Long explanation:  The most common comment I hear from people when on the campaign trail is "Why should I vote for you?  You can't win!".  That is true; we are third party candidates and we are not going to win this election, however what our candidacy is offering is a path by which the Iowa government might eventually become smaller.  Third parties can be very successful at getting what they want without actually winning elections.  How?  The two most successful third parties in American politics (in terms of accomplishing their policy goals) were the Populist party in the 1890s and the Socialist party of the 1910s.  The Populists wanted direct election of Senators by the people (instead of the state legislatures) which they got when the 17th Amendment to the Constitution was passed in 1913, and a graduated federal income tax which they got when the 16th Amendment to the Constitution was passed (also in 1913).  In the
Socialist Party Platform of 1912, they wanted a minimum wage law, laws limiting labor by children, government provided unemployment benefits, a government pension program for the elderly, and the establishment of federal departments of Labor and Education all of which they eventually achieved.  Neither the Populist Party nor the Socialist Party won many elections at all, and yet they were able to get most of their major issues implemented.  How did they do this?

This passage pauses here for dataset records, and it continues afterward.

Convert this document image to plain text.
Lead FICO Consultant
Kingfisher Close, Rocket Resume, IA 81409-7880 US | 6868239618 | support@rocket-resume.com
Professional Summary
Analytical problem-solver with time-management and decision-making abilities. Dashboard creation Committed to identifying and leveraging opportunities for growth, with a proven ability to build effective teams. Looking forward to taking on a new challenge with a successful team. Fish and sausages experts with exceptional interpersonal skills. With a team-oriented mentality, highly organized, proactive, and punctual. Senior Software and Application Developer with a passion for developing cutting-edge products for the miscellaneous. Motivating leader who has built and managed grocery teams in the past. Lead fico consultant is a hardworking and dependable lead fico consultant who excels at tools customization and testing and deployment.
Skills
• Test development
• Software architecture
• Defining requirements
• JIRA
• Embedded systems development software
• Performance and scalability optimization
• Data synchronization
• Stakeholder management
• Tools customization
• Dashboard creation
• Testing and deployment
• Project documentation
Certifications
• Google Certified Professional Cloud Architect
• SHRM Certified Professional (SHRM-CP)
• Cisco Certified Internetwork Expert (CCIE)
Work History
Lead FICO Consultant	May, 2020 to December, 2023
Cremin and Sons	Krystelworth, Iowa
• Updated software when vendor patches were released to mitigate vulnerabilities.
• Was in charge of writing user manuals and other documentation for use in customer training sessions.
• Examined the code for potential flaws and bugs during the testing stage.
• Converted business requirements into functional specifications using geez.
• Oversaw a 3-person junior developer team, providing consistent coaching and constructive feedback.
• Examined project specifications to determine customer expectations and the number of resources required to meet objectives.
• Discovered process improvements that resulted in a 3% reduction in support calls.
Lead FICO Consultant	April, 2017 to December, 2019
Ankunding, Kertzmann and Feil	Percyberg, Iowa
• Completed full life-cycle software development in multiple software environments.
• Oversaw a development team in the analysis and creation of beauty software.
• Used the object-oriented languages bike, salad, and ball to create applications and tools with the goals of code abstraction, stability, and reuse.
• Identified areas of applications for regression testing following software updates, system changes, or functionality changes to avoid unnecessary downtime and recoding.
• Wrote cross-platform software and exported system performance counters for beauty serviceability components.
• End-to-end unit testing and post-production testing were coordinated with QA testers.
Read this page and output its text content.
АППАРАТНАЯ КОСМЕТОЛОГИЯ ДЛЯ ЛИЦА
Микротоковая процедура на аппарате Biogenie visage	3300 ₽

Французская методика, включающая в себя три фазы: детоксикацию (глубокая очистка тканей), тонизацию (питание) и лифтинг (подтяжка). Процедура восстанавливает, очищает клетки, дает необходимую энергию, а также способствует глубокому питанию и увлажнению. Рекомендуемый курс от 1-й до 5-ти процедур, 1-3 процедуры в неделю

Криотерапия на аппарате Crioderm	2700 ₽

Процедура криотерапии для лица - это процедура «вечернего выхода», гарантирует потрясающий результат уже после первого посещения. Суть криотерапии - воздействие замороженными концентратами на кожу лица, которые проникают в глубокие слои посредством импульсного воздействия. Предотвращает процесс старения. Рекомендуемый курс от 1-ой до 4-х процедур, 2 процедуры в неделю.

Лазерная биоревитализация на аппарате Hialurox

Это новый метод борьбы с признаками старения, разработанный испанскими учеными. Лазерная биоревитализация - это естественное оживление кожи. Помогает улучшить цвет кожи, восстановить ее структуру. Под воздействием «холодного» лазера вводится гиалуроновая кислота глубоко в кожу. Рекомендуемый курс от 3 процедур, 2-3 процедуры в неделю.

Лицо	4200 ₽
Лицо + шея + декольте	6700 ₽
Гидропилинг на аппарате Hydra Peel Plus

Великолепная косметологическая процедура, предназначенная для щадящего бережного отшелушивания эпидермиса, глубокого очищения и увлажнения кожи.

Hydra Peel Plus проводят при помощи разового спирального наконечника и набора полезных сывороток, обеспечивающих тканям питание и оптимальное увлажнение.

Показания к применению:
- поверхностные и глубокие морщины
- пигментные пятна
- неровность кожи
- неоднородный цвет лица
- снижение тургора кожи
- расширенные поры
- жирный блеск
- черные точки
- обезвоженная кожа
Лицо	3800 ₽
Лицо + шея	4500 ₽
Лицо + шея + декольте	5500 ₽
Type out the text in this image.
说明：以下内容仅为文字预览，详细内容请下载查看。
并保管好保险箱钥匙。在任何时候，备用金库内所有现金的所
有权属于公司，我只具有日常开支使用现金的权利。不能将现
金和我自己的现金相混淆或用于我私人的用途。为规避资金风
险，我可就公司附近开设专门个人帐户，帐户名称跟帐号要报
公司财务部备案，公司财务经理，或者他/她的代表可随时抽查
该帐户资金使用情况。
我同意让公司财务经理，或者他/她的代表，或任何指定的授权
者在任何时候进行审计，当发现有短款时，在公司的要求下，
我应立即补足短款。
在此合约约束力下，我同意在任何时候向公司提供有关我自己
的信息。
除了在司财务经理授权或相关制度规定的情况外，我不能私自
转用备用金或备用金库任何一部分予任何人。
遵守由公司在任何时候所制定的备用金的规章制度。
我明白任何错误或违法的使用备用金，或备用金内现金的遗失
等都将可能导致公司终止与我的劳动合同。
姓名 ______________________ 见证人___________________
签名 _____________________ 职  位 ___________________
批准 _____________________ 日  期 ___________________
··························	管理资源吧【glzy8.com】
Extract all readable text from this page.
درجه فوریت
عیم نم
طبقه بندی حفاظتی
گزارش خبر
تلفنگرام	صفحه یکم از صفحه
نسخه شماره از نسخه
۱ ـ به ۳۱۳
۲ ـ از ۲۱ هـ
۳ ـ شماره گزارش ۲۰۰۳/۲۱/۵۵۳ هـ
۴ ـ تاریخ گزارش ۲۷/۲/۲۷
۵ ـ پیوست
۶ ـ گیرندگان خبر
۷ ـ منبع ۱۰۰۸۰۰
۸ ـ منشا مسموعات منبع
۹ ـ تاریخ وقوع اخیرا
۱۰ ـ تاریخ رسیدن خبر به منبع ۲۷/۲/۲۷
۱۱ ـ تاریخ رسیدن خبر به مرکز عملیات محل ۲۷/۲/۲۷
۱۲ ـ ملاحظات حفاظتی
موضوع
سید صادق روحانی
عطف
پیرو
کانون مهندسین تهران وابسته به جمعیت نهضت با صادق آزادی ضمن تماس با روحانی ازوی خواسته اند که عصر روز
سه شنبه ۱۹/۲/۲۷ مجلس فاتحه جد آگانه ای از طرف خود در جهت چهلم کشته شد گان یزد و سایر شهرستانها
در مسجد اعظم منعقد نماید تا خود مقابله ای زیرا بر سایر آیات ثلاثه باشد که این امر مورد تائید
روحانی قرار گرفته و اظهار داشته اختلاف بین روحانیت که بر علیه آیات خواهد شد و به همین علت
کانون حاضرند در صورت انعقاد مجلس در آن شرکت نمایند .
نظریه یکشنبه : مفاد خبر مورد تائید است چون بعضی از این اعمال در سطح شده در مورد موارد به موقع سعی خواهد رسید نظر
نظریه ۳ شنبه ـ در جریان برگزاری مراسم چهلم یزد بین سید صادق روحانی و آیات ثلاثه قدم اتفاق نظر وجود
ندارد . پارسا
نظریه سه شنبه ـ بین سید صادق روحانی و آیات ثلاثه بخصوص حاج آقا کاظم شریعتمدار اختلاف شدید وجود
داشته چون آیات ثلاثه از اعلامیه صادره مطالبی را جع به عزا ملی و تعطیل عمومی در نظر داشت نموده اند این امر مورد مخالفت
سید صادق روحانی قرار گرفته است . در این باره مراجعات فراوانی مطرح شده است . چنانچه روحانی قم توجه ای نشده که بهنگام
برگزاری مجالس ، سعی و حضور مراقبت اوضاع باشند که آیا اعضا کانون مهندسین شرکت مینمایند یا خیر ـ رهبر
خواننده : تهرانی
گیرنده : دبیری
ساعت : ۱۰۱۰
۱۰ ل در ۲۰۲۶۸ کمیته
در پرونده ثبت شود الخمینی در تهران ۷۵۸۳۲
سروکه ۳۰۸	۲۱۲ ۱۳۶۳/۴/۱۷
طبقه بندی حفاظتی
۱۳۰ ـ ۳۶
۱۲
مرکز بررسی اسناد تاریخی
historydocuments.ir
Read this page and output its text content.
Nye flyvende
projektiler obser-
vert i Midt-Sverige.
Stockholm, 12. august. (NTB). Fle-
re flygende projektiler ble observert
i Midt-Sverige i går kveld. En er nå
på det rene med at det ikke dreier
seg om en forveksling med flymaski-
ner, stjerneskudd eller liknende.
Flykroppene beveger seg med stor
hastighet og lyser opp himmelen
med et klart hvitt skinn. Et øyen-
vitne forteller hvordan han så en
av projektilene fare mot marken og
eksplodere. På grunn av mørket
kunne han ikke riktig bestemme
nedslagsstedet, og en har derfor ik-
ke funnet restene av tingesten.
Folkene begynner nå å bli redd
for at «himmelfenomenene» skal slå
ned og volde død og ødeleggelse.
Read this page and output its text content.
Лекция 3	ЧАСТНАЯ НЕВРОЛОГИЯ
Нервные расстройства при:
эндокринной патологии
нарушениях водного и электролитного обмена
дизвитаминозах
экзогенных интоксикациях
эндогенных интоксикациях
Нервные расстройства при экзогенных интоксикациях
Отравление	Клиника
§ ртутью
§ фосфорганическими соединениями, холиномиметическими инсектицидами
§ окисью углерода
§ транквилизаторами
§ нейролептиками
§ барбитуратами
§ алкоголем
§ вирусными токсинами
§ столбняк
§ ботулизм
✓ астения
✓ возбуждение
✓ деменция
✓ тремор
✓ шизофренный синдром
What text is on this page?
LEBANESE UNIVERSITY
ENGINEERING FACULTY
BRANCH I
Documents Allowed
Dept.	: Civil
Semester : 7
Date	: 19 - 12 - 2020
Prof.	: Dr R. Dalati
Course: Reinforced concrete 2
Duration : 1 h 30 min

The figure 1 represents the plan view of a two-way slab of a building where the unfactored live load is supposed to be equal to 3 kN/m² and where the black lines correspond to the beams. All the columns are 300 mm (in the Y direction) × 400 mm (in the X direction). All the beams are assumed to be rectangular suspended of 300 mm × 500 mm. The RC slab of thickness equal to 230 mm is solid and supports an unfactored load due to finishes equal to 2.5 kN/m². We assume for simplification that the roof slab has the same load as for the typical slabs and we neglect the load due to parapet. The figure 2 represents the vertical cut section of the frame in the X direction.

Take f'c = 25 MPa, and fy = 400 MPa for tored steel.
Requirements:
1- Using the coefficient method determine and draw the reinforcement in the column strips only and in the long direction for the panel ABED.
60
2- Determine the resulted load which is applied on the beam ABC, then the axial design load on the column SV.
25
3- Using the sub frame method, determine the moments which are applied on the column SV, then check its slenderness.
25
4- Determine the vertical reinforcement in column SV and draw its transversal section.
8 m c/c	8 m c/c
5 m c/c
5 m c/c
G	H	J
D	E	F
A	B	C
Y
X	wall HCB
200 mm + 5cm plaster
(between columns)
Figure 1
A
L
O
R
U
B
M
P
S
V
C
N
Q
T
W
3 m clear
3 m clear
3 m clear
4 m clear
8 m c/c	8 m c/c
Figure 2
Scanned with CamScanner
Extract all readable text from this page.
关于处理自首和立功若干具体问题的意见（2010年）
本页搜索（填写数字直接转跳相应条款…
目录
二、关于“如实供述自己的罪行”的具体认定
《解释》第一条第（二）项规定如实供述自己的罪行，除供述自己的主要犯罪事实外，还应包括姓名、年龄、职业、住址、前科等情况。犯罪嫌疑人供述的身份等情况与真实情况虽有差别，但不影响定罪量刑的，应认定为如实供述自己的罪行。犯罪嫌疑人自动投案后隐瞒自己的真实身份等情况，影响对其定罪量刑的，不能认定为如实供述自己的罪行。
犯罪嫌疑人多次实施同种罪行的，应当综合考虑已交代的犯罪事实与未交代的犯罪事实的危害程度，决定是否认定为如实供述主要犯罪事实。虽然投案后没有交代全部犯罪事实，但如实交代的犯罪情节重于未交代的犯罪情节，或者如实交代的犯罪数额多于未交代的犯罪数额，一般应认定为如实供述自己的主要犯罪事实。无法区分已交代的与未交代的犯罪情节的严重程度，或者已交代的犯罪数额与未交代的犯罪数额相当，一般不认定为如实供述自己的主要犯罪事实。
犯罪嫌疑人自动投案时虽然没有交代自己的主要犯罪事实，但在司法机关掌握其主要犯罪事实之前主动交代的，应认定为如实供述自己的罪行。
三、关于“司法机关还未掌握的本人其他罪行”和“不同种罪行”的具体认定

The way they were able to get what they wanted was that they were able to attract a small but consistent group of voters in every election (around 10% is all that is needed for this strategy to work).  If a third party can attract 10% of the vote on a regular basis, the major parties will then be tempted to start poaching their issues in order to attract their voters because 10% of the votes is enough to decide most elections between a Republican and a Democrat.  A minority of 10% that is strongly committed to their issues can actually be the most powerful group in an election if they are willing to swing their support to any candidate that supports their main issues.

The reason why the time is now ripe for a third party challenge to the major parties is that both major parties have become parties of expanded government.  When I am campaigning, the first thing I ask people is "Do you think the government is too small right now, about the right size, or do you think it is too big?" and at least 70% of the time people tell me that they believe it is too big.  Unfortunately, the government has kept growing and growing regardless of which major party is in charge.  The last two presidents (one a Republican and the current one a Democrat) have expanded the size of the government more than any other presidents in history.  What this means is that if you are one of the 70% of the voters I speak with who want the government to be smaller, you really don't have a major party right now that is willing to fight for that position.  In contrast, the reason we are running is because we want the government to get smaller, and a vote for us is a clear vote for small government principles.

Here is the path by which our candidacy could start Iowa on the road to having a smaller government:

Step 1.  Under Iowa law, a political party may gain major party status in Iowa by getting 2% of the vote for their Presidential candidate (in Presidential election years) or by getting 2% for their Iowa Governor candidate (in non-Presidential election years like 2010).  The goal of our campaign is to get that 2% of the vote we need for the Libertarian Party to gain major party status.  Gaining major party status means that candidates from our party automatically get ballot access in the next election (in other words, we don't have to collect thousands of signatures to get our candidates on the ballot like we must do now).  Gaining major party status will allow many more Libertarians to run for public office so they can give lots of temptation to the major party candidates to steal our issues and thus steal our voters.  Thus, the first step on the road to smaller government is for us to get 2% of the vote in 2010.

Step 2.  In 2012 we run lots and lots of Libertarian candidates for as many offices as we can.  These candidates spread the message of smaller government, and allow voters who are genuinely committed to making the government smaller an option at the voting booth.

Step 3. In 2014 and beyond, our candidates become more and more successful at attracting support, and the major parties realize that if they want to win elections, they must start adopting Libertarian issues with the result being that we get everything we want (just like the Populists and the Socialists were able to do).

If you are one of those 70% of people I talk to who really want to see the government get smaller, our candidacy is an opportunity to put your money where your mouth is.  If you want the government to be smaller, but keep voting for candidates who make it bigger, smaller government will never happen. Your one vote is not going to decide the election between the Republican and the Democrat in this election so voting for one of the major party candidates is going to have no impact whatsoever on politics in Iowa and is therefore a wasted vote.  On the other hand, your one vote cast for us will help us achieve the 2% that is required to get major party status for the Libertarian Party, and help us eventually restore liberty and small government to our state.  We are asking those of you who honestly care about liberty and limited government to stand up for those principles by voting for us in November of 2010.